Malcolm McLaren's headstone: as confusing as the man himself
With its bronze death mask, Warner Bros style initials and proximity to Karl Marx's grave, his headstone in Highgate cemetery goes some way to capturing his contradictions
"Better a spectacular failure, than a benign success," runs the headstone inscription on the grave of Malcolm McLaren. Atop the headstone a large shield perches with the letters "MM", which looks not unlike the Warner Bros logo but is actually a sly reference to the crest outside the mansion he inhabited in The Great Rock 'n' Roll Swindle, that dark and desperate film he made with Julien Temple celebrating the glorious disaster of the Sex Pistols and their quixotic attempt to destroy the record business – or at least bleed it of all its money.
The connections don't end there. The headstone also features a bronze death mask of 'Talcy Malcy' that was cast by sculptor Nick Reynolds, son of the late Great Train Robber Bruce Reynolds (whose most infamous colleague, Ronnie Biggs, featured heavily in The Great Rock 'n' Roll Swindle).
Amateur semiologists will keenly unpick the myriad meanings here, but perhaps the most resonant part of it all is that McLaren's grave is a mere 100 metres from that of Karl Marx in Highgate Cemetery, north London. There is a thread of a connection here because long before the Pistols, McLaren managed the New York Dolls, trying to shock life into their dying career by dressing them as communists. Like Marx, McLaren ridiculed capitalism, but he also wallowed in it – a "cash from chaos" mantra underpinning his smash 'n' grab approach to signing short-lived but hugely profitable deals with EMI and A&M. Marx also warned of how every revolution sows the seeds of its own destruction and this was something McLaren applauded rather than feared.
It's poignant that McLaren gets a "statement headstone" just like that other punk contrarian, Factory Records founder Tony Wilson, whose grave in Chorlton-cum-Hardy, Manchester, is marked with a stone designed by Peter Saville, the artist behind all of Factory's greatest record sleeves.
A decade ago, I spent an enormously entertaining afternoon with McLaren at Midem, the annual music business conference in the south of France, after we were introduced by a mutual friend, a Hong Kong-based music lawyer he was working with. He was obsessed with China and digital technology at the time and, more specifically, how both would change politics and popular culture. Fizzing with ideas and plans to kick the legs from under the music business again, he unloaded his latest manifesto to me while gleefully smoking every cigarette I had. He almost certainly knew that what he was plotting was never going to come to fruition – but that was hardly the point for him. For all the plans ricocheting around his brain, he just needed someone to act as a sounding board. And a nicotine dispenser.

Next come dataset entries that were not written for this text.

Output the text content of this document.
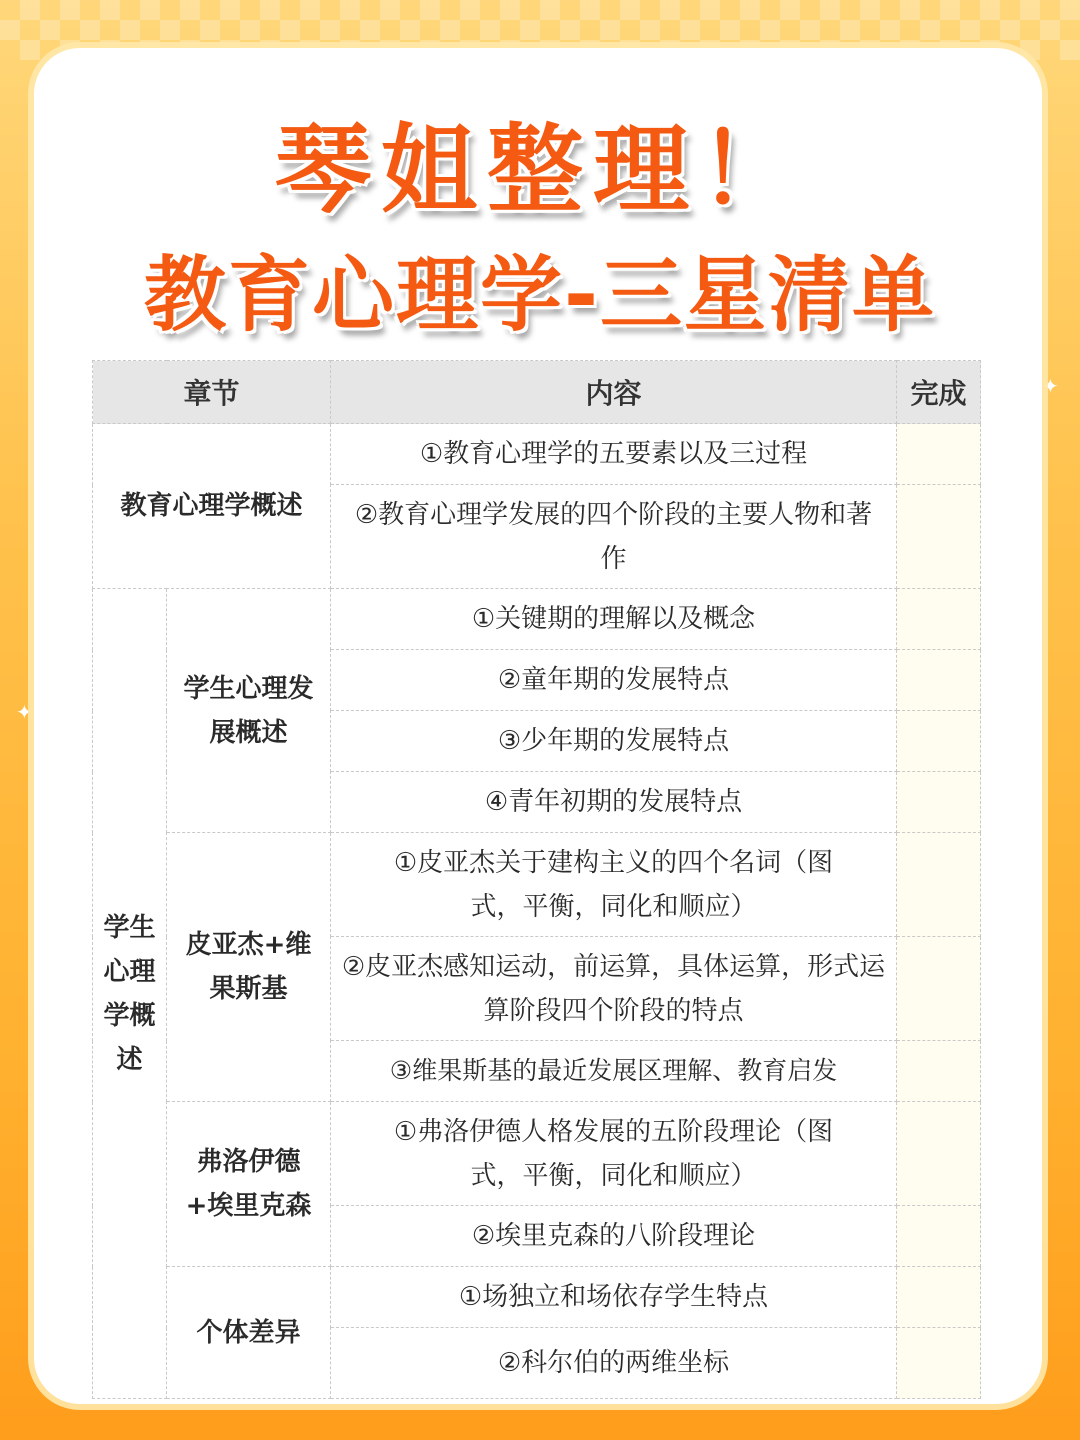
✦
✦
琴姐整理！
教育心理学-三星清单
章节		内容	完成
教育心理学概述		①教育心理学的五要素以及三过程	
		②教育心理学发展的四个阶段的主要人物和著作	
学生心理学概述	学生心理发展概述	①关键期的理解以及概念	
		②童年期的发展特点	
		③少年期的发展特点	
		④青年初期的发展特点	
	皮亚杰+维果斯基	①皮亚杰关于建构主义的四个名词（图式，平衡，同化和顺应）	
		②皮亚杰感知运动，前运算，具体运算，形式运算阶段四个阶段的特点	
		③维果斯基的最近发展区理解、教育启发	
	弗洛伊德+埃里克森	①弗洛伊德人格发展的五阶段理论（图式，平衡，同化和顺应）	
		②埃里克森的八阶段理论	
	个体差异	①场独立和场依存学生特点	
		②科尔伯的两维坐标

McLaren was a wriggling bundle of contradictions – there was often little consistency to what he said or did, but that sprang partly from a restless frustration with himself and everyone around him. A headstone can never distil the essence of a person, but his goes some way to capturing a sense of that satirical and cartoon side of him, his desperation to provoke and shock through word, image and deed, and his profundity.
But more than anything, in death as much as in life, McLaren is still weaving riddles that leave bystanders scratching their heads and trying to figure out exactly what the hell he is trying to say.